Quando o constituinte atribuiu às
Forças Armadas competência para, por
iniciativa de um dos poderes constituintes, garantir a lei e a ordem, referiu-se ao
episódico, temporário e factual risco de
sua violação, por motivos concretos, nitidamente determinados e relacionados
a uma convulsão social.
Ora, infelizmente a violência em nosso país não é um problema novo, emergencial, instantâneo. Tornou-se crônico, permanente, a exigir ações efetivas,
constantes, duradouras e a serem adotadas pelos órgãos que possuam destinação específica para tanto.

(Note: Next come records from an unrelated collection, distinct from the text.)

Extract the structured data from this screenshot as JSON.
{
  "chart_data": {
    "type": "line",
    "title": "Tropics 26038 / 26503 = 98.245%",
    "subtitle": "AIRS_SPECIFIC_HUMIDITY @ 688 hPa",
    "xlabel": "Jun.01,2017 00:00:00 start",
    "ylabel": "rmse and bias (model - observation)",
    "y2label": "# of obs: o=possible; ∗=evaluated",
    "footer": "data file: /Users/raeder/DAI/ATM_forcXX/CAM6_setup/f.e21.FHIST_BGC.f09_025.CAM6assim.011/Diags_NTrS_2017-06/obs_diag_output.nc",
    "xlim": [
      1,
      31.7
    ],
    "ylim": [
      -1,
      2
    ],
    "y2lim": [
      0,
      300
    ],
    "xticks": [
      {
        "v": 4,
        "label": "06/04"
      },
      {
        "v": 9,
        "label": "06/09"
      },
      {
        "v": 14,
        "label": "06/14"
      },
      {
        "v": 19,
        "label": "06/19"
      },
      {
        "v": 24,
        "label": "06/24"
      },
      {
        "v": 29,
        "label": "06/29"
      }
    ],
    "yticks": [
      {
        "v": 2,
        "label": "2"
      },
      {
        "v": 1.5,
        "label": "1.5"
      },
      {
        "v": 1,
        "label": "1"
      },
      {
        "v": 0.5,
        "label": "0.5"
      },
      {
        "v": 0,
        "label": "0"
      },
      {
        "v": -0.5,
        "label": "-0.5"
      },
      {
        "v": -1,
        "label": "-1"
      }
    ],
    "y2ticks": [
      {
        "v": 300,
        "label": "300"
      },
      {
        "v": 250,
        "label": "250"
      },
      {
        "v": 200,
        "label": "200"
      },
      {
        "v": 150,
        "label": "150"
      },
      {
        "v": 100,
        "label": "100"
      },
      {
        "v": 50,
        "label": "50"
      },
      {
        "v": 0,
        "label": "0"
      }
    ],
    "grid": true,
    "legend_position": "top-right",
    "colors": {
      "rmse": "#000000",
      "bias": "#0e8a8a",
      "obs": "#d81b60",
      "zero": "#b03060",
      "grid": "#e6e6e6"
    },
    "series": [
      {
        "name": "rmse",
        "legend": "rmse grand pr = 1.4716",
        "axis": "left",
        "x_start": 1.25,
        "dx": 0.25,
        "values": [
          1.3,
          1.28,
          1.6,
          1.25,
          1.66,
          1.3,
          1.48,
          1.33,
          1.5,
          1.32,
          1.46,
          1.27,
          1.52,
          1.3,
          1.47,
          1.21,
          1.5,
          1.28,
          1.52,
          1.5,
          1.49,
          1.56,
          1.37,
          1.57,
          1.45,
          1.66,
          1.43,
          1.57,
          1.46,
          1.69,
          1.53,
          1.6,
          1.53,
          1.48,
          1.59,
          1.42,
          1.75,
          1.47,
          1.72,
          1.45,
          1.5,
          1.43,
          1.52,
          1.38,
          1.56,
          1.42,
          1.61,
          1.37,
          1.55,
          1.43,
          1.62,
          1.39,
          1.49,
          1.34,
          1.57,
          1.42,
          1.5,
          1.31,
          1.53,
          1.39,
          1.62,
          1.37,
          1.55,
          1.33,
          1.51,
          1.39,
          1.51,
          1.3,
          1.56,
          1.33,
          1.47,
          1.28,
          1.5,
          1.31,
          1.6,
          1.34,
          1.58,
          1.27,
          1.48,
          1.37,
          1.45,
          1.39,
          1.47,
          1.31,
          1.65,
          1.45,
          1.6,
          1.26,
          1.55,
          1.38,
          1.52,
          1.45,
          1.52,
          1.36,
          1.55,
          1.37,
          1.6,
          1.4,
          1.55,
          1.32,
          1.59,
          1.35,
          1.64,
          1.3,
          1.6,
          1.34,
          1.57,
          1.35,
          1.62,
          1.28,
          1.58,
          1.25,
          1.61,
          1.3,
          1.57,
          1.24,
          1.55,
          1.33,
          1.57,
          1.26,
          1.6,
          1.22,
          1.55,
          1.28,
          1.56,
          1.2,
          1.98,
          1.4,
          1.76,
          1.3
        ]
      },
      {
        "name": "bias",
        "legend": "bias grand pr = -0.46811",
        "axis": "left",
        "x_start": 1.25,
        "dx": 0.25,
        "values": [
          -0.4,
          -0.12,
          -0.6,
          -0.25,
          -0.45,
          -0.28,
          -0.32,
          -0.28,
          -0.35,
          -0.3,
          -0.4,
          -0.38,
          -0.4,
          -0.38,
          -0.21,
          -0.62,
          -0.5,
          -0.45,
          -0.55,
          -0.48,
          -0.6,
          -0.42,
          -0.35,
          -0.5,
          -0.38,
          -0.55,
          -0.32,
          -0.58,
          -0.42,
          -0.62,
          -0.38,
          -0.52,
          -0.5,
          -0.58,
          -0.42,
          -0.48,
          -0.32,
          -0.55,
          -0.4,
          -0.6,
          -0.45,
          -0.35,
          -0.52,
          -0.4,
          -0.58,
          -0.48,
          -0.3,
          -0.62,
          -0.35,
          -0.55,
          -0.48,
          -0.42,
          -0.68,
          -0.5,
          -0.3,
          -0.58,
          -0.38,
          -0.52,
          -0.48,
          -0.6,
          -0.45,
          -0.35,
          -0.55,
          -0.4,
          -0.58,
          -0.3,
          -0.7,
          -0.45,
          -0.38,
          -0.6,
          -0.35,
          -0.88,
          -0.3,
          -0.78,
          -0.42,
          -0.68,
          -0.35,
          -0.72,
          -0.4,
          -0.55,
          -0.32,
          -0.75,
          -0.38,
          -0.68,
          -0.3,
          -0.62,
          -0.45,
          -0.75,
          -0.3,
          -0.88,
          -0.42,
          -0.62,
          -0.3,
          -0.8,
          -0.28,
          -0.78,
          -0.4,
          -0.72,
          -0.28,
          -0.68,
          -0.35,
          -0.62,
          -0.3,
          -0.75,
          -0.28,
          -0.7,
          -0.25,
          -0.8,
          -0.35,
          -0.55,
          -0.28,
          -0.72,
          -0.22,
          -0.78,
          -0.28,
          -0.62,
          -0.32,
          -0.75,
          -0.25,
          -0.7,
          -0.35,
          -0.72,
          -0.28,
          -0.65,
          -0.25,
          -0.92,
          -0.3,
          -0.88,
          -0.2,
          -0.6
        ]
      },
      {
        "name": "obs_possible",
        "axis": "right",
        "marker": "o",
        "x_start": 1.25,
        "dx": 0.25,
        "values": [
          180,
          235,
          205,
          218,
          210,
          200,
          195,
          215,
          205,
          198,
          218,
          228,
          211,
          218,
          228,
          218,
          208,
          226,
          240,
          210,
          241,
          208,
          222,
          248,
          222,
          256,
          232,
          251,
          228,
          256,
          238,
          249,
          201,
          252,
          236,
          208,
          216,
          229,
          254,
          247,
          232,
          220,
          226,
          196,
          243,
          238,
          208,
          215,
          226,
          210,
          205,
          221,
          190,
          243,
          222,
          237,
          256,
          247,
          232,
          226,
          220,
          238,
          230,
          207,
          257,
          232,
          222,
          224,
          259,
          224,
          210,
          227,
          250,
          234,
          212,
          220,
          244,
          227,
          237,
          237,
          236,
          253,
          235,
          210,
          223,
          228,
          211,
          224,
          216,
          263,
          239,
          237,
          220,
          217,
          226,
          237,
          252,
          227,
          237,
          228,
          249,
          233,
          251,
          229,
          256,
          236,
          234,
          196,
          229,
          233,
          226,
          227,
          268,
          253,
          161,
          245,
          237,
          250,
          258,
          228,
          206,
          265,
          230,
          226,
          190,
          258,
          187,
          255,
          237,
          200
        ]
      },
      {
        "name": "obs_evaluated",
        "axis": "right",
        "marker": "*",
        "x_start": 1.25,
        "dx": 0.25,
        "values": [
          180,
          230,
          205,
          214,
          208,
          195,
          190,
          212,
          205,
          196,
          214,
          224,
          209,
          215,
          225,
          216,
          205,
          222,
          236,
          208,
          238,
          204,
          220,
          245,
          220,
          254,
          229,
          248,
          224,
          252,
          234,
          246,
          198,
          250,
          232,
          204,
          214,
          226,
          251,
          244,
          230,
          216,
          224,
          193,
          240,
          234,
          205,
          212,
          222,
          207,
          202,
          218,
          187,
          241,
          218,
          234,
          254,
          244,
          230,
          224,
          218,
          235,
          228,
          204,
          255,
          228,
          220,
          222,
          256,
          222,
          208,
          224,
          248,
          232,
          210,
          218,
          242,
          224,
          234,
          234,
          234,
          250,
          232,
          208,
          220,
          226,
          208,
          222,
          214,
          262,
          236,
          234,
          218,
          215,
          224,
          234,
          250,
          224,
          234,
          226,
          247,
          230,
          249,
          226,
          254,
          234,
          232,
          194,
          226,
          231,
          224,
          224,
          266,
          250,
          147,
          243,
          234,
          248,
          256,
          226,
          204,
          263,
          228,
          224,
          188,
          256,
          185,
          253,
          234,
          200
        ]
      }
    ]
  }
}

E, mais do
que isso, tornou-se um trágico problema, decorrente de um longo processo
de acúmulo de vergonhosas carências
sociais, resultante do egoísmo, da apatia
e da indiferença das elites dirigentes, fazendo imprescindível uma mobilização
de todo o corpo social e do governo em
prol da solidariedade e de medidas para
a distribuição de rendas, da saúde, da
educação, da habitação, dentre outras,
voltadas a um maior equilíbrio social.
Antonio Cláudio Mariz de Oliveira, 57, advogado criminalista, é presidente do Conselho Nacional de Política Criminal e Penitenciária. Foi secretário da Justiça e da Segurança Pública do Estado de São Paulo (governo Quércia) e presidente da OAB-SP.